CalPilots Editor’s Note: Here’s the latest (proposed) lunacy from Santa Monica – obviously Santa Monica has more money than sense……
After years of butting heads and trading court cases on the topic of restricting flight operations at Santa Monica Airport, local officials and the FAA may have found a way to agree. Santa Monica is going to pay flight schools to go elsewhere for touch and goes and pattern work and the FAA thinks that’s likely an idea that can fly. “While we have not reviewed the specifics of Santa Monica’s proposal, generally an airport operator does not need the FAA’s approval to establish a voluntary program that is offered to all flight schools at the airport,” FAA spokesman Ian Gregor told the Santa Monica Daily Press. Qualifying flight schools will get $150 per flight to cover the costs of heading to another airport for that kind of training. That has, however, caught the attention of the likely recipients of the increased training traffic and at least one airport may be able to deny those flights.
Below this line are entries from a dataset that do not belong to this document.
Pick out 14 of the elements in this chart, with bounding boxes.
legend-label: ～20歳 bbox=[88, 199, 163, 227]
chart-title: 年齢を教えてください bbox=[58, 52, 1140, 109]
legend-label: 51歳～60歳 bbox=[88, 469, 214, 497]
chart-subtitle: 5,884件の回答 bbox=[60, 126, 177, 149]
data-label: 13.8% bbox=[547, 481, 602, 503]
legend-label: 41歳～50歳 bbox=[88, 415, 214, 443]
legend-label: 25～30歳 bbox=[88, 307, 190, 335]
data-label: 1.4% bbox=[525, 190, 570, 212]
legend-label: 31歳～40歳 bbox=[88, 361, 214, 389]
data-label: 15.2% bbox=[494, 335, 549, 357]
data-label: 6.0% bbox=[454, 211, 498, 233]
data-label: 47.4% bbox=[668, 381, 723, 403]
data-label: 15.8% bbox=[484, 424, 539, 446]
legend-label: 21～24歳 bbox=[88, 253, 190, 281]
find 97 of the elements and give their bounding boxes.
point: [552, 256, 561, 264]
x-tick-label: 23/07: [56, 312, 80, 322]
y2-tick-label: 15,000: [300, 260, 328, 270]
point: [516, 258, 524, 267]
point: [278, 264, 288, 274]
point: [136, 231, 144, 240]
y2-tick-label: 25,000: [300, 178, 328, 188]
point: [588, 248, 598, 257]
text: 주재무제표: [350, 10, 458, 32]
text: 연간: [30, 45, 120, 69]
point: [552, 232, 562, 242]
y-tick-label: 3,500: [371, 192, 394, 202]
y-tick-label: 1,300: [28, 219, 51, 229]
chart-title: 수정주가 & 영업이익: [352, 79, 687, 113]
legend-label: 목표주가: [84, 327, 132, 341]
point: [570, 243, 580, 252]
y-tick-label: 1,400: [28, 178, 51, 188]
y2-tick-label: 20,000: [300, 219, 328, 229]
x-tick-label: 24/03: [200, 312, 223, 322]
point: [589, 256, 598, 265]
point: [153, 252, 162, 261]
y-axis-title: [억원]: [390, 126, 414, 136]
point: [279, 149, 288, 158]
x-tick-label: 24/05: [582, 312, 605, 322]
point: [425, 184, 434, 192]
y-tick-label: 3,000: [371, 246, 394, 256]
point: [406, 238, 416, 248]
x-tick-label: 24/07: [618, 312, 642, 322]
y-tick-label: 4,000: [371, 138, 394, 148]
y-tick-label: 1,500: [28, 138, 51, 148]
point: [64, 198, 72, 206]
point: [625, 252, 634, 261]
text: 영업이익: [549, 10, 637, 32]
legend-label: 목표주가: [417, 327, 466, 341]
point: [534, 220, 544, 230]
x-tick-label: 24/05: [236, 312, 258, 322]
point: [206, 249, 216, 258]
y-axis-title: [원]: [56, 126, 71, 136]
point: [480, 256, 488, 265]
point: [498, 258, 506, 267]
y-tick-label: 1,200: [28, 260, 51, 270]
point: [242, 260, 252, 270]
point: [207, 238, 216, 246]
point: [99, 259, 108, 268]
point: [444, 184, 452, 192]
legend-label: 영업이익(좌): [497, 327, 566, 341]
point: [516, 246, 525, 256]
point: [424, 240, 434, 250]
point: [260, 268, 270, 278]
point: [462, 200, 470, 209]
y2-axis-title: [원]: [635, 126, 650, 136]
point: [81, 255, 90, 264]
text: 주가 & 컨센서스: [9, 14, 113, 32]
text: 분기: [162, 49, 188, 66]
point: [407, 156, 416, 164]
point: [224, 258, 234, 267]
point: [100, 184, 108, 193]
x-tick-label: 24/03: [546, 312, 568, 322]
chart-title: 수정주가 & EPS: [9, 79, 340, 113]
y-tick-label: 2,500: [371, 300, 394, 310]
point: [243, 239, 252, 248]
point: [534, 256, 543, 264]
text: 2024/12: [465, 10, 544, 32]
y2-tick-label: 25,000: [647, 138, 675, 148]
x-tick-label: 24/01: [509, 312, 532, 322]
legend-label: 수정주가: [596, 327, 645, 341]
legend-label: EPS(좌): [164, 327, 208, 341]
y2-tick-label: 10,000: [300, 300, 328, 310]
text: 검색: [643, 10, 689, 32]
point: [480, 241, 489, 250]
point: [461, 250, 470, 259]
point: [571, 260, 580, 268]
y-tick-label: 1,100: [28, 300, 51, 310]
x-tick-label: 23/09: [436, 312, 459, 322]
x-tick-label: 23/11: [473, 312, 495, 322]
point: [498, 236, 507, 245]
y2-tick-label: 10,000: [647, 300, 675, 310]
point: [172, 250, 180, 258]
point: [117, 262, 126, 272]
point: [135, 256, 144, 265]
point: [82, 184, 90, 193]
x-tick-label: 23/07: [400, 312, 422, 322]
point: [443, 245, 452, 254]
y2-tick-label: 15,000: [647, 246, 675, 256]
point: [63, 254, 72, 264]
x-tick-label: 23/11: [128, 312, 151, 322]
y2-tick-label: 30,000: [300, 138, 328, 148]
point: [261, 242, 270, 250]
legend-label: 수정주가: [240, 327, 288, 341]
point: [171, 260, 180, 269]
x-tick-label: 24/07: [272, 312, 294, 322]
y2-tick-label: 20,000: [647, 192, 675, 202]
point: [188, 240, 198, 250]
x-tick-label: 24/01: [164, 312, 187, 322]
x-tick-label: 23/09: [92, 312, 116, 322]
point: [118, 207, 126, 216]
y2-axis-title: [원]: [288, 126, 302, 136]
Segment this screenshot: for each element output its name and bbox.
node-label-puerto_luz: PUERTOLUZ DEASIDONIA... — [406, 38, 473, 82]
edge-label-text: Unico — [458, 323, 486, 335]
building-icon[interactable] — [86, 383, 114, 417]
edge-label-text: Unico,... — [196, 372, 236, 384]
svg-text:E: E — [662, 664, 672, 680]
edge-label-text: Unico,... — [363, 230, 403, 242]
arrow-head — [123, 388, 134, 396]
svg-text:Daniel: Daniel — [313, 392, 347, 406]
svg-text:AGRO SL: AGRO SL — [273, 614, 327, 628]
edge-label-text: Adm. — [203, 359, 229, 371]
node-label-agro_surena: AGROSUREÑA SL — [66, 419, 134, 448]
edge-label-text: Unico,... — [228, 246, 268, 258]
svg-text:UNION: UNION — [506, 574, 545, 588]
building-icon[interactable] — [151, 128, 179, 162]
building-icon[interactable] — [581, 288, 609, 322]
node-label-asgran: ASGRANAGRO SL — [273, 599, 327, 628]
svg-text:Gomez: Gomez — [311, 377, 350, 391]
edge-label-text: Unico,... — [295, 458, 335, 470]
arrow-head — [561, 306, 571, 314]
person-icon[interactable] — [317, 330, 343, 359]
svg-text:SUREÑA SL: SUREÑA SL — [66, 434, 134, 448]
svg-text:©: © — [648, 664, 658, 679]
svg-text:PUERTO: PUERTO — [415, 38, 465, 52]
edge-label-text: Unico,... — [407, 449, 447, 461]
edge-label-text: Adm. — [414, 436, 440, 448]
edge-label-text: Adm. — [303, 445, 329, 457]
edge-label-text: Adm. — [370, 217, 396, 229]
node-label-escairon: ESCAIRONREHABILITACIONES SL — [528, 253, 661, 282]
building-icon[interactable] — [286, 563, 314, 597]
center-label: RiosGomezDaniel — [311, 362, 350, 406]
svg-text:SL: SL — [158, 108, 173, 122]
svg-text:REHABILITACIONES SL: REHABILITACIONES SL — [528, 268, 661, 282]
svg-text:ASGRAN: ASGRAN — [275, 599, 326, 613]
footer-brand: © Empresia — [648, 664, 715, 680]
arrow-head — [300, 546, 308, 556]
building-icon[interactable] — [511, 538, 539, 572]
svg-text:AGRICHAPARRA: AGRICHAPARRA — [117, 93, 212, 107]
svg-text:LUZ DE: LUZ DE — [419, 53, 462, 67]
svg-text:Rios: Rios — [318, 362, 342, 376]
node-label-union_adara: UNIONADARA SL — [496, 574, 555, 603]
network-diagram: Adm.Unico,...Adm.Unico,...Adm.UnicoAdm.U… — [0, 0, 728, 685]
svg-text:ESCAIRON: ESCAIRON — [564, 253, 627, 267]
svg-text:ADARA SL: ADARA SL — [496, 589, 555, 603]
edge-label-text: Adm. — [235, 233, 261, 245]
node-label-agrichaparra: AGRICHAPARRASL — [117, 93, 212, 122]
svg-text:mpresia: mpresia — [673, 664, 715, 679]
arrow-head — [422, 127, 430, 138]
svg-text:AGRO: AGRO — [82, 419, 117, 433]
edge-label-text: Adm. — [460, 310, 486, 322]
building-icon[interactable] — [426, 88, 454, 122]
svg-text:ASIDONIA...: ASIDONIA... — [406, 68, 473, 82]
Nearby Torrance no longer has any of the grant obligations to the FAA that keep Santa Monica from restricting operations (Santa Monica’s run out in 2015) and Torrance Mayor Frank Scotto says his town’s good neighbor policy only goes so far. “Santa Monica Airport has training schools there, and Santa Monica Airport should be bearing the brunt of the burden,” Scotto said. Based on Santa Monica’s experience, however, other airports in the area that do have federal obligations may have no choice but to accept the bounce-and-go traffic. Santa Monica tried to restrict the number of business jet movements a few years ago but a federal court upheld the FAA’s position that the expenditure of federal money for things like runway, navigation and other improvements gives the agency sole discretion over the traffic permitted at a given airport. Since it’s everyone’s money that’s being spent, the FAA generally favors the fewest restrictions possible and then usually just for safety reasons.